My Dad's Birthday

a single red candle that is litBy the time this post reaches the internet, it will be the week of my Dad’s birthday. He’d have been 65. He died when he was only 50, and I was only 26. My Dad never saw me get married, or met my children, or did so many things that I wish he’d been around to do.

I wanted to focus on missing my Dad in this post. As much as I missed him when I was young and single, I miss him even more now that I am married and with children. My son and daughter would have loved him. And there is no doubt in my mind that he would have adored them. They only know of him from my stories and the picture of him when he was in his 20s in the Air Force hanging in our upstairs hallway.

He was the type of man who seemed to have infinite patience with his children, or at least that’s how I remember things. I can recall sitting on our picnic table on the back porch, looking up at the sky, and asking him any and all questions about life, the universe and everything that came to my seven year old brain. He seemed to have an answer for each question and was always willing to answer just one more.

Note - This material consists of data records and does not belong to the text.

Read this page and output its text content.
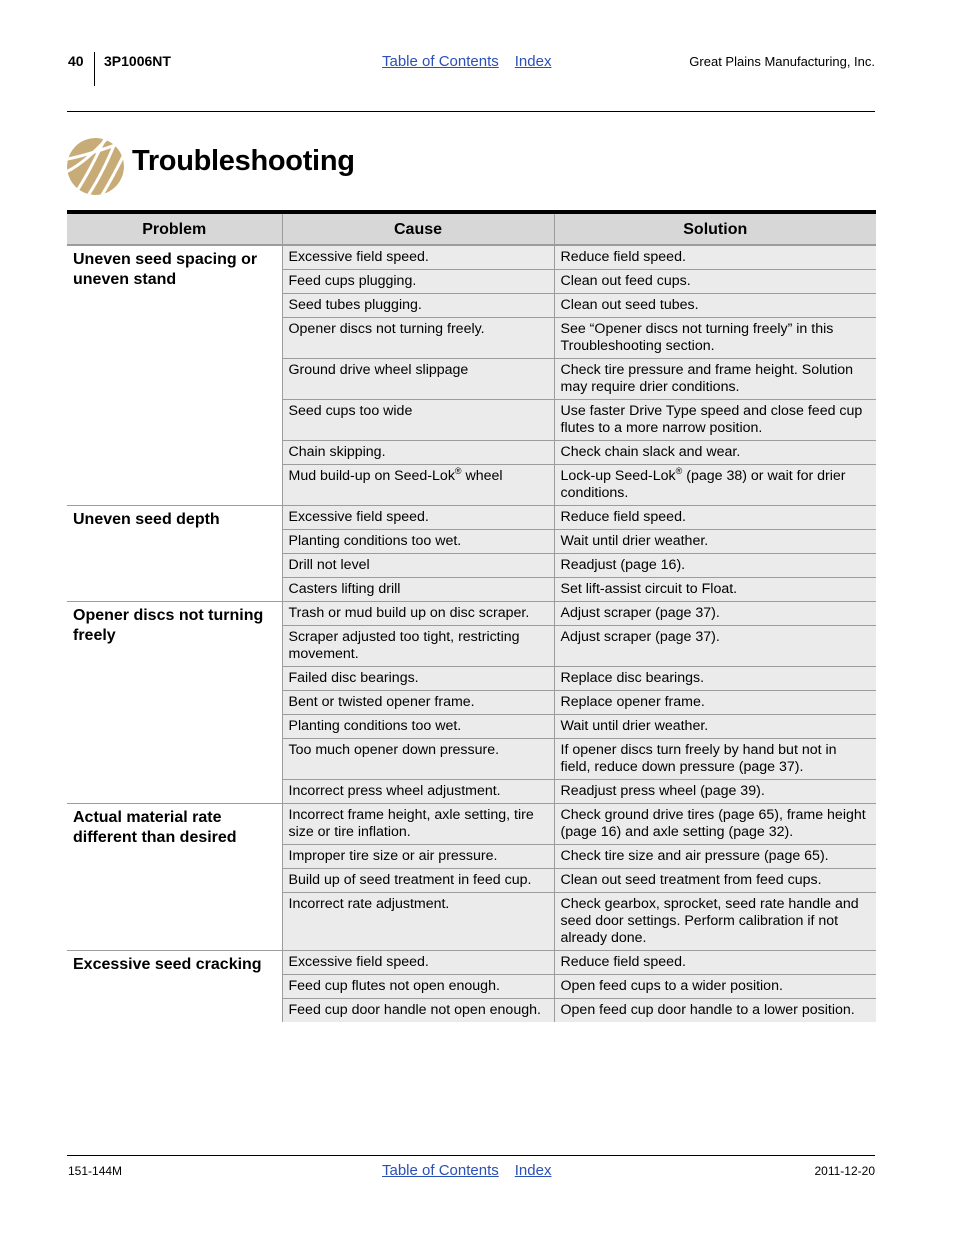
40 3P1006NT	Table of Contents Index	Great Plains Manufacturing, Inc.
Troubleshooting
Problem	Cause	Solution
Uneven seed spacing or uneven stand	Excessive field speed.	Reduce field speed.
	Feed cups plugging.	Clean out feed cups.
	Seed tubes plugging.	Clean out seed tubes.
	Opener discs not turning freely.	See “Opener discs not turning freely” in this Troubleshooting section.
	Ground drive wheel slippage	Check tire pressure and frame height. Solution may require drier conditions.
	Seed cups too wide	Use faster Drive Type speed and close feed cup flutes to a more narrow position.
	Chain skipping.	Check chain slack and wear.
	Mud build-up on Seed-Lok® wheel	Lock-up Seed-Lok® (page 38) or wait for drier conditions.
Uneven seed depth	Excessive field speed.	Reduce field speed.
	Planting conditions too wet.	Wait until drier weather.
	Drill not level	Readjust (page 16).
	Casters lifting drill	Set lift-assist circuit to Float.
Opener discs not turning freely	Trash or mud build up on disc scraper.	Adjust scraper (page 37).
	Scraper adjusted too tight, restricting movement.	Adjust scraper (page 37).
	Failed disc bearings.	Replace disc bearings.
	Bent or twisted opener frame.	Replace opener frame.
	Planting conditions too wet.	Wait until drier weather.
	Too much opener down pressure.	If opener discs turn freely by hand but not in field, reduce down pressure (page 37).
	Incorrect press wheel adjustment.	Readjust press wheel (page 39).
Actual material rate different than desired	Incorrect frame height, axle setting, tire size or tire inflation.	Check ground drive tires (page 65), frame height (page 16) and axle setting (page 32).
	Improper tire size or air pressure.	Check tire size and air pressure (page 65).
	Build up of seed treatment in feed cup.	Clean out seed treatment from feed cups.
	Incorrect rate adjustment.	Check gearbox, sprocket, seed rate handle and seed door settings. Perform calibration if not already done.
Excessive seed cracking	Excessive field speed.	Reduce field speed.
	Feed cup flutes not open enough.	Open feed cups to a wider position.
	Feed cup door handle not open enough.	Open feed cup door handle to a lower position.
151-144M	Table of Contents Index	2011-12-20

While my father had his own personal issues, he always had time for his children. When he spent time with us, we were his focus and the most important thing in his world. I hope that my own children feel half as important to me as I always felt I was to my Dad.

On this anniversary of his birth, I just wanted to say…

I miss you Dad. You’d have been a great Grandpa.


by Rocket Science Mom


Photo graciously provided by Rickydavid, through a Creative Commons license, some rights reserved

6 thoughts on “My Dad's Birthday

  1. JeCaThRe

    My dad died when I was 22. He missed the same stuff your dad missed. And I do miss him more now than I did when I was single. I know how much he would have loved, and delighted in, my boys, and what a wonderful grandpa he would have been to them. I am sorry they didn’t get to know him. But I am grateful for his gifts, because they make me a better mother.

  2. Stu Mark

    I’m a spiritual person, so I believe he is imbued in you and that he did see you get married and have kids. I get the missing part and I don’t want to invalidate your sadness, but as your friend, I want to point out that maybe he’s there with you, accompanying you on your voyage, walking alongside his grandkids. *hug*

  3. Thimbelle

    I know where you are. My dad lived long enough to see me married, but he never held his grandchildren, never did all of the things that we had all promised ourselves we would do to together after he retired.

    Because he isn’t here with us, I have made sure that my daughter (and to the extent I can, my two nephews) know all about their Grandpa. I tell the stories he told me. I point out places he used to work, the house he grew up in, where his office was. I try to make sure that his grandchildren feel like they know him… even if he isn’t here.

    Daddy died nearly 20 years ago. There isn’t a day I don’t miss him. But my daughter still knows him.

  4. RocketScienceMom

    You are all such wonderful people. Every single one of you. I am sorry to hear that there are other “Grandpas who might have been” among us. I am grateful that I have joined such a wonderfully loving community.

    I am also spiritual and I believe, for every one of us daughters and sons who lost a Dad too early, is a Dad up in heaven watching and enjoying our every day; our every accomplishment, with love and pride.

    Thank you all. Your warm comments meant more than you can know.